Alice Walton announces the Whole Health Institute in Bentonville, which aims to address flaws in the U.S. health care system.
Alice Walton’s nonprofit Whole Health Institute announced plans Thursday to put a new medical school in northwest Arkansas.
“The Whole Health School of Medicine will help medical students rise to the health challenges of the 21st century through a reimagination of American medical education that incorporates mental, emotional, physical and spiritual health, the elements of Whole Health, to help people live healthier and happier lives,” Walton said in a news release.
The institute did not say where exactly where it would put the school, but said it plans to break ground on “a new state-of-the-art education and training facility in Bentonville” in 2022. It aims to enroll its first class in the fall of 2024. It said it will seek accreditation from the Liaison Committee on Medical Education.
The institute did not reveal a total price tag for the project.
Update: Gaudet tells Arkansas Business the School of Medicine will be “the first of its kind.”
The project is related to the billionaire Walmart heir’s Whole Health Institute, a multimillion-dollar center for holistic wellness also planned for Bentonville. Walton and her architect, Marlon Blackwell of Fayetteville, are scheduled to break ground next month on the institute’s 75,000-SF multiuse office and community space on the campus of Walton’s earlier pet project, Crystal Bridges Museum of American Art.

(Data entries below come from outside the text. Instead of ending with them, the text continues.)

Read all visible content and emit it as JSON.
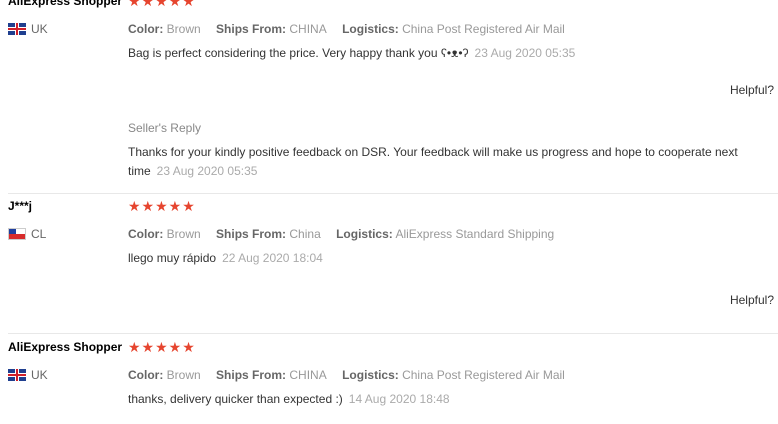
{
  "reviews": [
    {
      "name": "AliExpress Shopper",
      "stars": "★★★★★",
      "country": "UK",
      "color_label": "Color:",
      "color": "Brown",
      "ships_label": "Ships From:",
      "ships": "CHINA",
      "logistics_label": "Logistics:",
      "logistics": "China Post Registered Air Mail",
      "text": "Bag is perfect considering the price. Very happy thank you ʕ•ᴥ•ʔ",
      "date": "23 Aug 2020 05:35",
      "helpful": "Helpful?",
      "seller_reply_title": "Seller's Reply",
      "seller_reply_text": "Thanks for your kindly positive feedback on DSR. Your feedback will make us progress and hope to cooperate next time",
      "seller_reply_date": "23 Aug 2020 05:35"
    },
    {
      "name": "J***j",
      "stars": "★★★★★",
      "country": "CL",
      "color_label": "Color:",
      "color": "Brown",
      "ships_label": "Ships From:",
      "ships": "China",
      "logistics_label": "Logistics:",
      "logistics": "AliExpress Standard Shipping",
      "text": "llego muy rápido",
      "date": "22 Aug 2020 18:04",
      "helpful": "Helpful?"
    },
    {
      "name": "AliExpress Shopper",
      "stars": "★★★★★",
      "country": "UK",
      "color_label": "Color:",
      "color": "Brown",
      "ships_label": "Ships From:",
      "ships": "CHINA",
      "logistics_label": "Logistics:",
      "logistics": "China Post Registered Air Mail",
      "text": "thanks, delivery quicker than expected :)",
      "date": "14 Aug 2020 18:48"
    }
  ]
}
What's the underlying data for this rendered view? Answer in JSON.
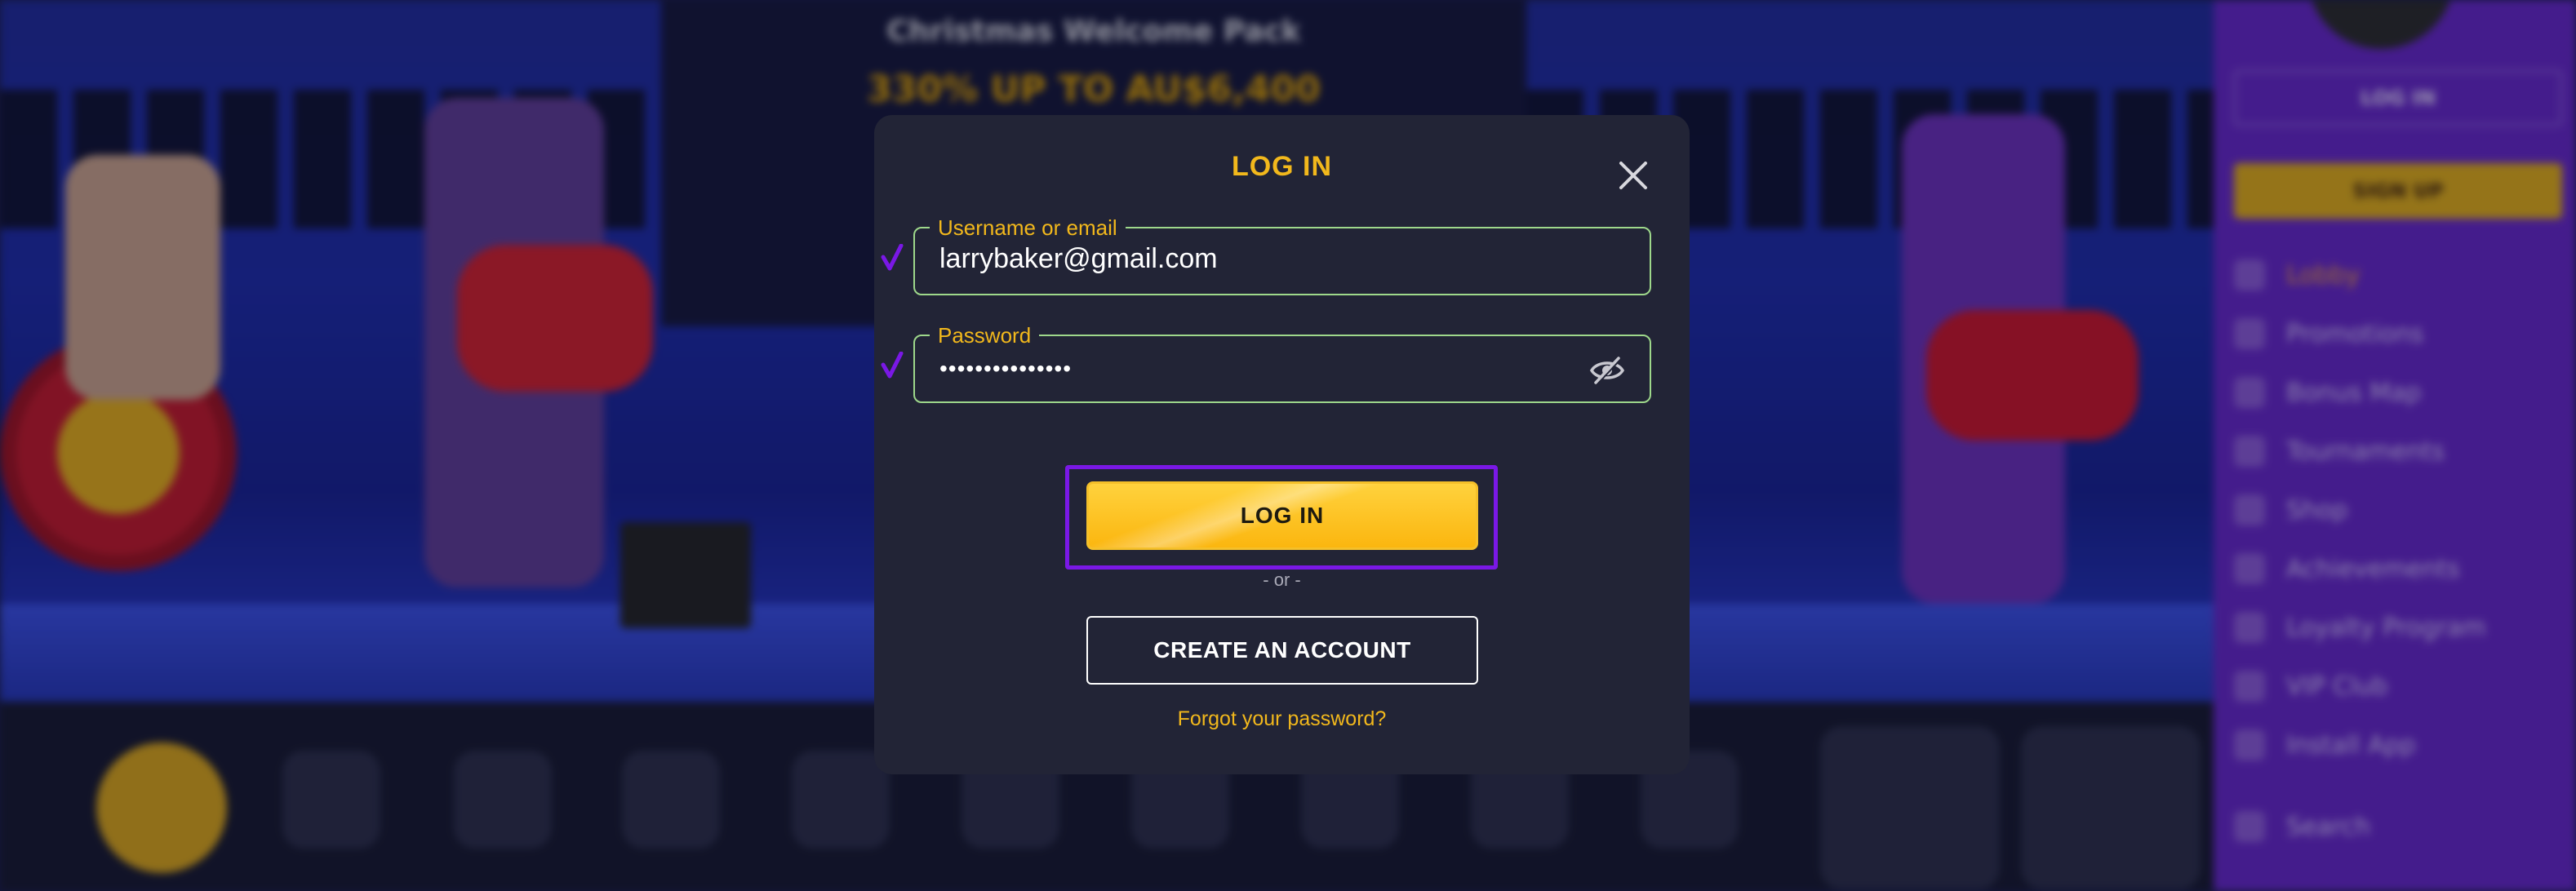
{
  "background": {
    "promo_title": "Christmas Welcome Pack",
    "promo_offer": "330% UP TO AU$6,400",
    "sidebar": {
      "login_label": "LOG IN",
      "signup_label": "SIGN UP",
      "items": [
        {
          "label": "Lobby",
          "icon": "lobby-icon"
        },
        {
          "label": "Promotions",
          "icon": "promotions-icon"
        },
        {
          "label": "Bonus Map",
          "icon": "map-icon"
        },
        {
          "label": "Tournaments",
          "icon": "trophy-icon"
        },
        {
          "label": "Shop",
          "icon": "shop-icon"
        },
        {
          "label": "Achievements",
          "icon": "achievements-icon"
        },
        {
          "label": "Loyalty Program",
          "icon": "star-icon"
        },
        {
          "label": "VIP Club",
          "icon": "crown-icon"
        },
        {
          "label": "Install App",
          "icon": "install-icon"
        },
        {
          "label": "Search",
          "icon": "search-icon"
        }
      ]
    }
  },
  "login_modal": {
    "title": "LOG IN",
    "username": {
      "label": "Username or email",
      "value": "larrybaker@gmail.com"
    },
    "password": {
      "label": "Password",
      "value": "•••••••••••••••"
    },
    "login_button": "LOG IN",
    "separator": "- or -",
    "create_account_button": "CREATE AN ACCOUNT",
    "forgot_password": "Forgot your password?"
  },
  "colors": {
    "accent_yellow": "#f2b81c",
    "modal_bg": "#222436",
    "field_valid_border": "#9ed88b",
    "check_purple": "#7a18e6",
    "sidebar_purple": "#6526c8"
  }
}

“The creation of the Whole Health School of Medicine is a step forward in rethinking systems in our society to achieve better health and well-being,” said Dr. Tracy Gaudet, founding executive director of the Whole Health Institute.
The leadership team for the medical school includes:
- Founding Dean Dr. Elly Xenakis, formerly vice chair for education, the division chief of the Maternal-Fetal Medicine Division, and residency program director in the Department of Obstetrics and Gynecology at the University of Texas Health Science Center at San Antonio;
- Executive Vice Dean Colleen O’Connor, Ph.D, formerly associate dean, curricular affairs, at Duke University School of Medicine;
- Vice Dean for Education Dr. Adam Rindfleisch, formerly associate professor in the Department of Family Medicine and the medical director in Integrative Health at University of Wisconsin-Madison School of Medicine and Public Health.
The institute said the school’s curriculum “will infuse traditional and conventional medicine with integrative techniques and will include biomedical sciences, clinical training, medical entrepreneurship, research, and a capstone with Whole Health principles ingrained throughout.”
The program is allopathic, meaning graduates will receive a doctor of medicine degree.